We do have a follow-up question from Mason. SimplePart growth has slowed in the first half, is lower -- and it's lower than the second half of 2023. Can you please provide additional insight here?

Jens Monsees

executive
#19

Yes. We have lost 1 client in the U.S., which has a substantial revenue. But the great thing is that we see that the in-housing product is not really working. So the client is already coming back, talking to us and setting up their first dealerships because the in-house solution is not delivering what the PowerPoints presented and promised. So we are very confident that SimplePart will accelerate in the second half again on the growth path. And by the way, by losing something and still growing, it shows also the strength of that business and that product.

Unknown Attendee

attendee
#20

Next up, we have a question from [ Kay Blunden ]. The Americas has 3 major DMS providers, are the 2 DMS mentioned within the bidirectional integration, one of these major DMS providers.

Jens Monsees

executive
#21

Yes, they are.

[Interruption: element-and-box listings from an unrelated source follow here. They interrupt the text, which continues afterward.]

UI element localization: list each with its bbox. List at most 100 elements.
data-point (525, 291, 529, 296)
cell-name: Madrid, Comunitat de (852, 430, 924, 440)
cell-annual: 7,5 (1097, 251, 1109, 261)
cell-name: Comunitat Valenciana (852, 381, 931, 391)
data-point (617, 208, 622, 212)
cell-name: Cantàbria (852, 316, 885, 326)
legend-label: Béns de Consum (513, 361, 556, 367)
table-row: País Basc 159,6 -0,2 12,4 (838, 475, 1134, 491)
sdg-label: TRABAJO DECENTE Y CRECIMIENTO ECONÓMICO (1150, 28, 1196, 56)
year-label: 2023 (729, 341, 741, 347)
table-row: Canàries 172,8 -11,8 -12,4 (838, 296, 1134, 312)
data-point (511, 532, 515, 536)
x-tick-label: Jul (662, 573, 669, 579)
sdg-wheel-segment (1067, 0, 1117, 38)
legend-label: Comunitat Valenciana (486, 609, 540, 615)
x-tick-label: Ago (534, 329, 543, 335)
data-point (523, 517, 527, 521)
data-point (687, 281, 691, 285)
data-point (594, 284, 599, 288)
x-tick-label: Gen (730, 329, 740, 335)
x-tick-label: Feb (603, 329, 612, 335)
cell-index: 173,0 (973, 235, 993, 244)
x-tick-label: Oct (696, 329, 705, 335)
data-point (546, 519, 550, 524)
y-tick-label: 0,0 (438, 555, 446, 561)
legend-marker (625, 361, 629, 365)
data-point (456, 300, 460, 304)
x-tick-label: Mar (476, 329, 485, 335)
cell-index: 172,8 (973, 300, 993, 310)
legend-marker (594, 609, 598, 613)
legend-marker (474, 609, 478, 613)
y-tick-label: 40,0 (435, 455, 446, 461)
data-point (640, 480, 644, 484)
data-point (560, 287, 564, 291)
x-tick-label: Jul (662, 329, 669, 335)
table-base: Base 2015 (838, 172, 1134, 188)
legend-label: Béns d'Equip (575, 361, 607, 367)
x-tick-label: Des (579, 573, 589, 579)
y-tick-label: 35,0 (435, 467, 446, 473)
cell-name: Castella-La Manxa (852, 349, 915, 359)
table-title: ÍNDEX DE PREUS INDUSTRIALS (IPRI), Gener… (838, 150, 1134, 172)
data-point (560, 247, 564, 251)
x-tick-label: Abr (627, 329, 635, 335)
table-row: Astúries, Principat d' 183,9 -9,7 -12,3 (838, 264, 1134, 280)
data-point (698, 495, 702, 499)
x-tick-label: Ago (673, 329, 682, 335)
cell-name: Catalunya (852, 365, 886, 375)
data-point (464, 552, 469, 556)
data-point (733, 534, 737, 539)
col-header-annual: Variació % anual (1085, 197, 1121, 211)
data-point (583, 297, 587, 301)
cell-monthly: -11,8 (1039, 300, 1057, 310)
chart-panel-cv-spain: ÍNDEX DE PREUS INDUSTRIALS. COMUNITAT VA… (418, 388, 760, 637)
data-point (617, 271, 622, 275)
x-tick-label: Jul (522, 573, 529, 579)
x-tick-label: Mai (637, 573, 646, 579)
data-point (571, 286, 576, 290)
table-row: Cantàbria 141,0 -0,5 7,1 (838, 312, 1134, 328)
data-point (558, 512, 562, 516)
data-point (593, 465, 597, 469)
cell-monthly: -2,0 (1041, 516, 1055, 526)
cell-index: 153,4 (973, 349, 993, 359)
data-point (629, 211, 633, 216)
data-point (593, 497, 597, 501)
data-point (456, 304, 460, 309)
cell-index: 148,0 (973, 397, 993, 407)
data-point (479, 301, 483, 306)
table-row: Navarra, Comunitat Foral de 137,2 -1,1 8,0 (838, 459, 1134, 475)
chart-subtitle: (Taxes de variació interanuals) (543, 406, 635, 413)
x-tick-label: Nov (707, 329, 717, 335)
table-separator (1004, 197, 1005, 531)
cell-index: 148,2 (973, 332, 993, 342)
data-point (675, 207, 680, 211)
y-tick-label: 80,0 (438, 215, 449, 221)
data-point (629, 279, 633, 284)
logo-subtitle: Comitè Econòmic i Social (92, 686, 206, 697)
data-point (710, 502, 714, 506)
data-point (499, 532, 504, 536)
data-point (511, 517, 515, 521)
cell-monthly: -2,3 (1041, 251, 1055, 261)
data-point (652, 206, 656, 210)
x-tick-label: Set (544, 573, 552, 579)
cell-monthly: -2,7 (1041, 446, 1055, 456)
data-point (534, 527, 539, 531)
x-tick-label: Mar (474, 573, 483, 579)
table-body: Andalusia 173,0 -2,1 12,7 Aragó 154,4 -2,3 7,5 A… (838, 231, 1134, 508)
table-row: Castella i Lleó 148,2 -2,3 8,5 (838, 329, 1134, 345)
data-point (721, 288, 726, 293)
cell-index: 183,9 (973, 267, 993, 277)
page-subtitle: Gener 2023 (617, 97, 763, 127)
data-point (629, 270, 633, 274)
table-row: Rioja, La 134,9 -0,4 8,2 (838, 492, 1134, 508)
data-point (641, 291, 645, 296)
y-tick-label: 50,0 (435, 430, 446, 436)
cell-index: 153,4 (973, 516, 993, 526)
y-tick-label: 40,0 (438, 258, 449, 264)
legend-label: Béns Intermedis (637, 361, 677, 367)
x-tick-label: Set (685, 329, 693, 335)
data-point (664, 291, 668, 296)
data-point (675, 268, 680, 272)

So we started with CDK. The 2 others, which are big and that we are currently in discussion of is Reynolds and Reynolds. And we have implemented already with Dealertrack as a first pilot. But now the other big ones are about to come. It depends not only on Infomedia, it also depends on the DMS providers how much resources they dedicate to these kind of integration projects.

Unknown Attendee

attendee
#22

[Operator Instructions] Our next question comes from Chris Savage. Do you think you can maintain the cash EBITDA margin in H2 or even increase it?

Jens Monsees

executive
#23

Well, we are working on a long-term acceleration plan and a long-term strategy. So I think we are in a good trajection and momentum to continue on that path, Chris.

Unknown Attendee

attendee
#24

[Operator Instructions] Jens, it doesn't look like we have any questions for the moment. I'll hand it back to you for any additional remarks.

Jens Monsees

executive
#25

It's good. It's good to see our analysts and investors. I'm happy not having any further question. We focus on the next 6 months on delivering on our strategy. I'm very grateful for the team and the effort that the team put into the results. And therefore, yes, back to executing and back to the strengthening phase and talk to you in 6 months.

Unknown Attendee

attendee
#26

Thank you, everyone, for joining today's call. That brings our call to a close. You may now leave.